Some of it will be common sense, some might be somewhat well-documented already, but hopefully each new owner can learn a little something that will help them enjoy this incredible game a little more.
- The first, and most important lesson is that overall (OVR) rating means virtually nothing. It can be a very, very, very general measure of a guy's worth, but all 84s are not created equal. In many cases, a player's OVR will be boosted or pushed down by ratings that will have little or nothing to do with their actual performance. Pitchers can see their overall numbers boosted because they're decent hitters, DHs can have good fielding ratings, etc.
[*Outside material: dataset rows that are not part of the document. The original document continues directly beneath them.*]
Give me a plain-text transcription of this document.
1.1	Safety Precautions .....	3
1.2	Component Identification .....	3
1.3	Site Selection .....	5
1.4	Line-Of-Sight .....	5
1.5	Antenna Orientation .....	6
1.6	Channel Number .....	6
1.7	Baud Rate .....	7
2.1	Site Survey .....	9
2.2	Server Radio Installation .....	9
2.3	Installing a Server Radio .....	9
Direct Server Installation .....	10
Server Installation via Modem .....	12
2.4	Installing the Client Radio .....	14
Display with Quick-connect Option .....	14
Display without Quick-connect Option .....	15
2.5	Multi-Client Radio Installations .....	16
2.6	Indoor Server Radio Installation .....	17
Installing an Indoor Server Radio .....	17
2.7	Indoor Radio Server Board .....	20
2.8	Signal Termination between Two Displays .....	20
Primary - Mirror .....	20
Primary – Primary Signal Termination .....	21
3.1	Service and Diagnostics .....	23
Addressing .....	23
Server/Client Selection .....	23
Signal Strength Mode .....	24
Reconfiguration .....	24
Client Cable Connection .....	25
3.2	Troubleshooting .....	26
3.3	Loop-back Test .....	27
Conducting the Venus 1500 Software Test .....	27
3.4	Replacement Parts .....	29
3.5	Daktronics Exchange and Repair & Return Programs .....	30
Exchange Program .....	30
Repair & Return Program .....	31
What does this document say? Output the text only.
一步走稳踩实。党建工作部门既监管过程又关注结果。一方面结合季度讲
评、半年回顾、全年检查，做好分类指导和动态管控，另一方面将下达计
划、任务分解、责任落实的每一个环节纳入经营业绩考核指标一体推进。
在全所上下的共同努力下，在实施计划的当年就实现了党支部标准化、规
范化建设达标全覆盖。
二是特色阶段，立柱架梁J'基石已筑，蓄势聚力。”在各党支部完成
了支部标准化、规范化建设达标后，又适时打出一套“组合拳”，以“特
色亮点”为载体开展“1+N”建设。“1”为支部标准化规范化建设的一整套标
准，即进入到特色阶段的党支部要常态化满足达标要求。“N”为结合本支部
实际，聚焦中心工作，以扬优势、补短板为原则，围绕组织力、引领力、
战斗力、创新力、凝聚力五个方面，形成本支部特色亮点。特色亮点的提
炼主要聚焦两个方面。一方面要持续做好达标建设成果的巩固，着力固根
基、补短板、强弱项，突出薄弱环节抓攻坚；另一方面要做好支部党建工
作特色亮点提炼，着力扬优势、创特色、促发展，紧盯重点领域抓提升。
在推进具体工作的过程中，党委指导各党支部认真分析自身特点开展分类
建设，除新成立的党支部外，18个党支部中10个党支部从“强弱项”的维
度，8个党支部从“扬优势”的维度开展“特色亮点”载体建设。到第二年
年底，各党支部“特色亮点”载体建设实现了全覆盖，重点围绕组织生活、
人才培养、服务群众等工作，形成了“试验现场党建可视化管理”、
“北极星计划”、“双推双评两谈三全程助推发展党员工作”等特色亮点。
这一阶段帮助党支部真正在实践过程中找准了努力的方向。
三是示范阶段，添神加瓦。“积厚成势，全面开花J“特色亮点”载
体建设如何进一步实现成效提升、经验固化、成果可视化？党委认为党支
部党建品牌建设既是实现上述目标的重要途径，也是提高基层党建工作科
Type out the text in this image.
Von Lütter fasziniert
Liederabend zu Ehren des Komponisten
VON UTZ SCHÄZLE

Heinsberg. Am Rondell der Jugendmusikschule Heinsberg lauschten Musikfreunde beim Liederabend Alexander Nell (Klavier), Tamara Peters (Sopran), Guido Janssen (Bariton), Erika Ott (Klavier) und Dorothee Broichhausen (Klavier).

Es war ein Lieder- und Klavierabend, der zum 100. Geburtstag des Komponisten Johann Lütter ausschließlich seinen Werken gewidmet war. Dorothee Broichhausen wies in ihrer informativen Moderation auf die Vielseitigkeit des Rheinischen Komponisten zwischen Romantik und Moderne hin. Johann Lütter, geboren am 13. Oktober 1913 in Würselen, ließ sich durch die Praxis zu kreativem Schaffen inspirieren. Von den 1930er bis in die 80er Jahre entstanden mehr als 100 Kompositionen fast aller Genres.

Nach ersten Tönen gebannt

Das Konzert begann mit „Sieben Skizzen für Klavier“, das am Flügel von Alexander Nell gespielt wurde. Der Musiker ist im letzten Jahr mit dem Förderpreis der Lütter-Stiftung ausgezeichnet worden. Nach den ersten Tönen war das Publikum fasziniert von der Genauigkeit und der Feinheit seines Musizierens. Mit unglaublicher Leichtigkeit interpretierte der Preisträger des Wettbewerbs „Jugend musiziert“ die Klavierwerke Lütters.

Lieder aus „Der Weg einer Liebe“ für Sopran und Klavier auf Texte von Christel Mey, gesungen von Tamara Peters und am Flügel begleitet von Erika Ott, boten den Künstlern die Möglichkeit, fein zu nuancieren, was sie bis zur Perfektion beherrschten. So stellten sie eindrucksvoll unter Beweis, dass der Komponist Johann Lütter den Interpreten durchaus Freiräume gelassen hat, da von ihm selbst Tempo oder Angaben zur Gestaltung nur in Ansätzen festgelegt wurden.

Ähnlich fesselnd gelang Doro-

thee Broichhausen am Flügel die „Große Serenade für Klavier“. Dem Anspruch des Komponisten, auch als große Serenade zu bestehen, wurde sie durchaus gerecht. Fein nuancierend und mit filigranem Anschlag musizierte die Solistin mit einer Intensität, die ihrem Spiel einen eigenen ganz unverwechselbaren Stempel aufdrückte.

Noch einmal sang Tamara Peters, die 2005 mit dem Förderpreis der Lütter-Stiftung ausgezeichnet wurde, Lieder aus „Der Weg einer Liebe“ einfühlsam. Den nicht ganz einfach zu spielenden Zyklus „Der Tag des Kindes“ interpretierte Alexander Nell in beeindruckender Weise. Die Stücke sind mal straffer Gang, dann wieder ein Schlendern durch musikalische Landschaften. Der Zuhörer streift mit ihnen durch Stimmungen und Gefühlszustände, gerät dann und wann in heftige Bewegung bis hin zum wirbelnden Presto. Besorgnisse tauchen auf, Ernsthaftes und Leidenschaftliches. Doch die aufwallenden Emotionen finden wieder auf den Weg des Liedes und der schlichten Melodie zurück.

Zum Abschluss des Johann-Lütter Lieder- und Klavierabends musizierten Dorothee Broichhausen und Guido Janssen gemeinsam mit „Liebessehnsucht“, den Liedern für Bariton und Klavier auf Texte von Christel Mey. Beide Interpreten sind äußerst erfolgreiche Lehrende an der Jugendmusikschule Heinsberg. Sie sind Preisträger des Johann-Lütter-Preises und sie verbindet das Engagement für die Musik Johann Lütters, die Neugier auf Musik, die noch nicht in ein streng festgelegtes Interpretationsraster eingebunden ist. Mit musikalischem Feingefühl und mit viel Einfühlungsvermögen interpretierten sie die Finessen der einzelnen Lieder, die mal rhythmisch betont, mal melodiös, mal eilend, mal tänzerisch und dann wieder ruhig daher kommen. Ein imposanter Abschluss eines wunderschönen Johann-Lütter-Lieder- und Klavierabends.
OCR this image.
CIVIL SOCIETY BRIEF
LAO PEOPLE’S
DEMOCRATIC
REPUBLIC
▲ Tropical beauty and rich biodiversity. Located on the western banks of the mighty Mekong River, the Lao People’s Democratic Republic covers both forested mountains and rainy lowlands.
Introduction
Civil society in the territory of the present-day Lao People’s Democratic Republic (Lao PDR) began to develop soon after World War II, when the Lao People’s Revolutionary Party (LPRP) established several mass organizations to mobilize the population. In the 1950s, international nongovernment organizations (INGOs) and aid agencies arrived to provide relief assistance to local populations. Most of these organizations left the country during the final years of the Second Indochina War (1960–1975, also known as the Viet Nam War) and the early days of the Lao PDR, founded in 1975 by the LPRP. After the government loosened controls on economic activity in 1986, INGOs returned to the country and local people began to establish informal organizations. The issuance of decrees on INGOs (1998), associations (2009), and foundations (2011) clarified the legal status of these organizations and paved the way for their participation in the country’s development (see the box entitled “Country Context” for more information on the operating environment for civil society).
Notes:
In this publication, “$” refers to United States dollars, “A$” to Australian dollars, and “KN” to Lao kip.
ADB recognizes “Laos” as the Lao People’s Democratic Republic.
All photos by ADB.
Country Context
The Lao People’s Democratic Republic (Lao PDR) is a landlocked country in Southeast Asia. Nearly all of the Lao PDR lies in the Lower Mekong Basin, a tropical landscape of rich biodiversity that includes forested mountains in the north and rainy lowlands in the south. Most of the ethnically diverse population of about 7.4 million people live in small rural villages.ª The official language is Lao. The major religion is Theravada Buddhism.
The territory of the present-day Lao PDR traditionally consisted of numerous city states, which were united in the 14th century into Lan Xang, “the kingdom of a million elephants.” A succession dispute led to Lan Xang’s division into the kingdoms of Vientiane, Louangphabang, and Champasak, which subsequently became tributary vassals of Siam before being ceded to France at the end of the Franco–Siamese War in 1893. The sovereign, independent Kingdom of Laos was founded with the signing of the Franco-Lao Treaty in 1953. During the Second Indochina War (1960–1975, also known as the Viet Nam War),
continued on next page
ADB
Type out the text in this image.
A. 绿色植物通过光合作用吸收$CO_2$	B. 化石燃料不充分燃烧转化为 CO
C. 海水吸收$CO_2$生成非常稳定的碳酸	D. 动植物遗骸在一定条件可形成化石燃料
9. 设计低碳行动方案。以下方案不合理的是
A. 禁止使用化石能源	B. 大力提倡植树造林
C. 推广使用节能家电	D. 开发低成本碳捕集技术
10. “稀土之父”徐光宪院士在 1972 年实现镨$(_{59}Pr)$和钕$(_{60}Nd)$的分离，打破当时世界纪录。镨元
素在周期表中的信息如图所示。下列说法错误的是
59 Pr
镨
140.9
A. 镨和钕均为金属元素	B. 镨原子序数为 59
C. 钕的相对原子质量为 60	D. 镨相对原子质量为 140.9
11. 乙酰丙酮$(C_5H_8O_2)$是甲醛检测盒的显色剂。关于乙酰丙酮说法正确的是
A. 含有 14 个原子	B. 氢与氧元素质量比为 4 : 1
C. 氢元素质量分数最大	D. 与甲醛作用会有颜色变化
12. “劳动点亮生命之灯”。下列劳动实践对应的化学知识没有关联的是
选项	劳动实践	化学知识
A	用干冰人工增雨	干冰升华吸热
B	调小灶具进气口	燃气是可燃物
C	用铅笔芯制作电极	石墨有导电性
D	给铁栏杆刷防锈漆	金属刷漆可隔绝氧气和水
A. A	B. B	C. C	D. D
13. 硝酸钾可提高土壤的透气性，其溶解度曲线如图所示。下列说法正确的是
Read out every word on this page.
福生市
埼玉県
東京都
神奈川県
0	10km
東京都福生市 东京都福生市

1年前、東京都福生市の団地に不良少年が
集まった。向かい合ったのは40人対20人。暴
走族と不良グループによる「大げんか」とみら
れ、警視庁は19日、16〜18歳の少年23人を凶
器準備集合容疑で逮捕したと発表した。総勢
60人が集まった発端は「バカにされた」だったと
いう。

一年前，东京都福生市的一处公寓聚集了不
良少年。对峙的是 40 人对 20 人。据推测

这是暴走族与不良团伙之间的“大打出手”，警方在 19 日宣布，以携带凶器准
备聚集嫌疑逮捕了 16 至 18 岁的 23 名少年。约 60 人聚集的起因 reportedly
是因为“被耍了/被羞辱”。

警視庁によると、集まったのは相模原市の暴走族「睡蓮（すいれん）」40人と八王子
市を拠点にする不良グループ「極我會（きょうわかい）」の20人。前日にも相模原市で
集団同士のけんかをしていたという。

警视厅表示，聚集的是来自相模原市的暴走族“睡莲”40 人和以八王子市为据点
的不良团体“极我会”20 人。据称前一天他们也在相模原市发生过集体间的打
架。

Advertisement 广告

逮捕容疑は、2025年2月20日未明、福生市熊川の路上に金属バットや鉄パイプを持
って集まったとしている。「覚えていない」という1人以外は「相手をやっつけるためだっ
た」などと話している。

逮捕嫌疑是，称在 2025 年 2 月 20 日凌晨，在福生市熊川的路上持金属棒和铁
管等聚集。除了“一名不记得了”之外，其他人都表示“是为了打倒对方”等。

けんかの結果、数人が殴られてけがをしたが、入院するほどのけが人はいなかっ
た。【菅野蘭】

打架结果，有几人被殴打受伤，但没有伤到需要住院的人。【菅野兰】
- When evaluating a hitter, most owners look at a combination of contact, power, VL/VR splits (how he rates vs. lefties and vs. righties) and batting eye. Everyone has their own ideas on which ratings really make a hitter successful. It's not hard to figure out which owners value which traits. Just go into the trade offer screen for a team, and select "all players" and "all levels" then sort by each column. If you see half of a certain owner's players are all 50+ in contact or power (or any other category), that's obviously something they value. If you look at the top 5 or 10 offensive teams and they all seem to value the same ratings, that is a good indication that those ratings might have a solid link to performance.
- Evaluating pitchers is a little more complicated, in my experience. In addition to stamina (which determines how many pitches a guy can throw in one outing) and durability (which determines how quickly a guy recovers after an outing), many owners will take a close look at a pitcher's control, VL/VR splits, pitch ratings, groundball/flyball ratio, and velocity. Again, it's worth looking at some of the successful teams in the league to see which traits they seem to emphasize.
- You may find that some of your pitchers' performances may not match up to what you expect based on their ratings. Hitters are often able to succeed even with one (or more) rating category that's low. For example, a batter with a low power rating could still put up a .410 on-base percentage, or a guy with a low contact rating might strike out 120 times, but also hit 50 HR. That's often not true for pitchers. A guy with great VL/VR numbers might still post a WHIP of 1.60 if his control rating is in the 30s, or a pitcher with a low groundball-to-flyball rating might give up a lot of home runs if he's playing half of his games in a hitters' park.
- Evaluating pitchers is even more tricky because of the role that defense plays. A pitcher with great ratings and a high groundball rating might struggle if your infield defense is bad. Similarly, a pitcher with a low groundball rating (who gives up a lot of flyballs) would probably suffer if you put a bunch of catchers and first basemen in the outfield-- balls that should be caught for outs would be falling in for doubles.
- Defense is something that a lot of new owners tend to overlook. It's easy and fun to field a team of guys who can hit the ball 500 feet (and power-hitting 1B and DH are generally pretty easy and cheap to sign) but sticking one of them at a middle-infield position or CF would be a disaster. Fortunately, defense is one of the easiest things to evaluate. In the Manager's Office screen, go to Player settings --> Edit player settings. Choose "position players" and then click on any player's position. It will pop up with a screen that tells you the average ratings for a player at every position. If a guy's ratings are at or above those numbers, he will be a good player at that position, whether he has ever played there or not. That means that if a guy's ratings say he will be a good SS, he can also play pretty much anywhere else on the field as well. It's a little mind-numbing to go through your entire organization, but playing guys in their proper positions will help your pitchers' stats tremendously.